A group of academics specialising in privacy and data protection law have said they are “not aware” of any legal requirement for people in receipt of social welfare payments to register for the public services card (PSC).
Eleven experts have written to Minister for Justice Charlie Flanagan expressing concern about the Government's card project after it emerged that a woman in her 70s had her State pension cut off because she refused to register for a card.
She has not been paid her pension for 18 months because she refused to go through the registration and identity-verification process as requested by the Department of Social Protection. As a result she is owed about €13,000.
The woman said she felt “bullied” following several letters from the department inviting her to register.
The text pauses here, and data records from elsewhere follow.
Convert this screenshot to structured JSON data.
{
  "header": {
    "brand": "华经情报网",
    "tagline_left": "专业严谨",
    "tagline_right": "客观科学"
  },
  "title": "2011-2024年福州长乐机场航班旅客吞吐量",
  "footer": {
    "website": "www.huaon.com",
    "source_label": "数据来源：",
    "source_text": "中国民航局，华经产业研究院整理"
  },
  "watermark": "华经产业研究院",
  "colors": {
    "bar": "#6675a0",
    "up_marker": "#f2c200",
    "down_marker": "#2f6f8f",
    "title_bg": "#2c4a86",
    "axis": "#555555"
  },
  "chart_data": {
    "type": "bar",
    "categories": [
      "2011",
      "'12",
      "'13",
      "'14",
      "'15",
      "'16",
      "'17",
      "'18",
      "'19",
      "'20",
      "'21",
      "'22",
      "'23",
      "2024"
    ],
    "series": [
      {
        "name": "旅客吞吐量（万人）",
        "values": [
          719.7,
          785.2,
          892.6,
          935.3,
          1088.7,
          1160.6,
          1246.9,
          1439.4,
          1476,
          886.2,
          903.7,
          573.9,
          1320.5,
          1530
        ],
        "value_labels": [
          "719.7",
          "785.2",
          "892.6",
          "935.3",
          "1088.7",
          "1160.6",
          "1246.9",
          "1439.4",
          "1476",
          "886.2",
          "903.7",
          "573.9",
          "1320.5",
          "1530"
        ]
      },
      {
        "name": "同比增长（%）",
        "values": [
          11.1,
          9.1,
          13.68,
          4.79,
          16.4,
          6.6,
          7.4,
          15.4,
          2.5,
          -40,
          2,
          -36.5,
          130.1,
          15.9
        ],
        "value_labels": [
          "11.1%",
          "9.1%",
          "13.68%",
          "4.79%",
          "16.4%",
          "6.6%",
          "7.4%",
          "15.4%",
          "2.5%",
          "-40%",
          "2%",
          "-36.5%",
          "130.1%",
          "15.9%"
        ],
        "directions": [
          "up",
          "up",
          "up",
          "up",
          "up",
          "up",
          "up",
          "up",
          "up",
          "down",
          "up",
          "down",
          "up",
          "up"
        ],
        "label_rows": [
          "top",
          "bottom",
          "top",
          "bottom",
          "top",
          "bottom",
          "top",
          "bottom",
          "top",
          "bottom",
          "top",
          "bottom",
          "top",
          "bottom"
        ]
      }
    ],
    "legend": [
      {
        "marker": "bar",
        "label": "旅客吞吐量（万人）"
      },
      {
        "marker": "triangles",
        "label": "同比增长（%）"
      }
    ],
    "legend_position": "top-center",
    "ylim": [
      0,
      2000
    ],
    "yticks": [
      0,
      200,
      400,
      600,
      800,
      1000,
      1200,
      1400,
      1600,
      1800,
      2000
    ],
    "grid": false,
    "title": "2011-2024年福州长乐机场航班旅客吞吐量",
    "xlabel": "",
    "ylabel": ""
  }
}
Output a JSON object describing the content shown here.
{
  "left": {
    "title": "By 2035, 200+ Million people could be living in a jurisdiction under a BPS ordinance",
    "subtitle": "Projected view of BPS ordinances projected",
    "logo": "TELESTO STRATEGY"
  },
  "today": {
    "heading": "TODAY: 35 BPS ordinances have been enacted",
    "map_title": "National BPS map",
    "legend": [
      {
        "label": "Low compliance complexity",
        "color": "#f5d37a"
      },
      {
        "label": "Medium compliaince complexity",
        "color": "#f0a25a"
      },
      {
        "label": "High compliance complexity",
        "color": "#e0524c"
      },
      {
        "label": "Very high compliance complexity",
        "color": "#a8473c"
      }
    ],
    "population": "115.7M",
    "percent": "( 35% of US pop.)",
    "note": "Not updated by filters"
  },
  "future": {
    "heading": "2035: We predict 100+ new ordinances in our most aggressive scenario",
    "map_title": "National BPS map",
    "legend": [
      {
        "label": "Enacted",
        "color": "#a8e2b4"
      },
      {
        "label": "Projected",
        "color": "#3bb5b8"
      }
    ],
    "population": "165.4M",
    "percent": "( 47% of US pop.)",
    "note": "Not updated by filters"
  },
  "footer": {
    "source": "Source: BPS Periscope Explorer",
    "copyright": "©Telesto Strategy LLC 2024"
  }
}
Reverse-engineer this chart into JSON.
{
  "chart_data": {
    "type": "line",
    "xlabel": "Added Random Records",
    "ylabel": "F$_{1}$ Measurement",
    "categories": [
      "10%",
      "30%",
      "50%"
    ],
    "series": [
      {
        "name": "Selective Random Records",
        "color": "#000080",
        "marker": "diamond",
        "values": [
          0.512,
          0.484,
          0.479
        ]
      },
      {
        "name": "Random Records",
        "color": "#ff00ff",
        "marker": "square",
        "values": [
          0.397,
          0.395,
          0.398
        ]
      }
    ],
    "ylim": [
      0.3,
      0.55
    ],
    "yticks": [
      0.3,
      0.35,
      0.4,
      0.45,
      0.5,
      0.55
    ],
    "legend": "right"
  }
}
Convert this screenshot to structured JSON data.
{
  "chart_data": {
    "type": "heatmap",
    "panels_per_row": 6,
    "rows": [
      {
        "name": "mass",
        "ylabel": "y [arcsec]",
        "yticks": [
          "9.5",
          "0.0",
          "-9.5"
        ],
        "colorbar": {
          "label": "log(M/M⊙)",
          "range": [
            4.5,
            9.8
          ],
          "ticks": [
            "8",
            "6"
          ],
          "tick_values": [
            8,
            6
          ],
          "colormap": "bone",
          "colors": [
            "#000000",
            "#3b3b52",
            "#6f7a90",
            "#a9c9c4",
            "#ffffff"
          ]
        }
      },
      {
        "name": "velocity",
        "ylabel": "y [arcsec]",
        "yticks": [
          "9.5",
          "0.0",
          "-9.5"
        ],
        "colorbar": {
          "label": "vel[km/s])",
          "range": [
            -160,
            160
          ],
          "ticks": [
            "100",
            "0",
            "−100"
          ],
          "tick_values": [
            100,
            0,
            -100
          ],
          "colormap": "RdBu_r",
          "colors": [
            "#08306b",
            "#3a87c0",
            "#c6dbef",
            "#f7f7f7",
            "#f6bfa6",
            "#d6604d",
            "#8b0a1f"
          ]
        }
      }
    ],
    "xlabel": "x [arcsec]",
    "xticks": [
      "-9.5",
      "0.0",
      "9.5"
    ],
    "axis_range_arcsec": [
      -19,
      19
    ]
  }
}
No one had been able to demonstrate that the card was “mandatory”, she added.
In a letter sent on Friday, the academics noted what they said was “the intent to turn the PSC, which was originally intended to be used for specified public service purposes only, into a general purpose identity card to be used in a wide variety of contexts under the Social Welfare and Pensions Bill 2017”.
“It would appear that the time has now come where a national identity card is essentially on the table, and it is time for policy decisions in relation to this matter,” they wrote.
They said that to date, there had been “no public engagement in relation to the development of policy for a national identity card”.
“Our concern is that as a result, we are sleepwalking into developing a national identity index and national identity card in all else but name, and that we have not considered the very important implications before doing so.”
They called on the minister to “engage with the public for the development of policy on this matter, and for there to be a real debate on the issue”.
They asked that the minister recommend that further expansion of the card be delayed and that the provision in the recent Social Welfare and Pensions Bill extending its use not be enacted until the matter had been aired and policy considered in depth.
The group also noted that in 2015, then minister for social protection Joan Burton said the question of introducing a national identity card had not been part of the remit for the so-called SAFE scheme to register welfare recipients.
Ms Burton said in the Dáil that such a measure would require “due consideration by the appropriate agencies before any policy decisions could be formulated by Government and would require the development and implementation of legislation to support any such policy”.
The academics said it was “now being made effectively compulsory to have the PSC in order to carry on ordinary business in our society (for example to get a driving licence or a passport)”.
They noted the Department of Social Protection was now writing to social welfare recipients stating that registration for the card was “now a legal requirement for people in receipt of social welfare payments (including Child Benefit) or free travel entitlements”.
“We are not aware of any such legal requirement,” they said.
The group includes Dr Stephen Farrell of Trinity College Dublin, Dr Alan Greene of Durham Law School, Prof Steve Hedley of UCC, Dr Rónán Kennedy of NUI Galway, Prof Maeve McDonagh of UCC, Dr TJ McIntyre of UCD, Dr Maria Helen Murphy of Maynooth University, Dr Patrick O’Callaghan of UCC, Dr Darius Whelan of UCC and Prof Robert Clark, UCD emeritus professor, who wrote the first Irish book on data protection.
The Data Protection Commissioner said it had “strongly conveyed” its views on the public services card project on numerous occasions to the Department of Social Protection that there was “a pressing need for updated, clearer and more detailed information to be communicated to the public and services users regarding the mandatory use of the PPSN and PSC for the provision of public services”.
Fianna Fáil Seanad spokeswoman on social protection Catherine Ardagh said it was "essential" that both houses of the Oireachtas were provided with an opportunity to debate and consider the possible human rights and/or data protection implications of introducing such a system of national ID cards.
“Any measure or initiative designed to effectively establish a State database of citizens’ information requires a comprehensive debate, and the fact that a public services card will soon be required for all passport applications, driving licences and driver theory tests means that this debate needs to happen once the Oireachtas returns,” Ms Ardagh said.
The card was introduced to replace the old social welfare card and some other cards used for State services and about 2.75 million have been issued to date.
The Department of Social Protection has a target of 3 million cards to reach by the end of this year.
It said on Friday the card did not have any of the typical characteristics of a national identity card in that people were not required by law to register for one and it was not compulsory or mandatory for individuals to hold or carry one.
It said An Garda Síochána was specifically precluded from requesting an individual to produce a PSC as proof of identity.
“The public services card is exactly that – a card is designed for the purpose of safely, securely and efficiently providing public services.”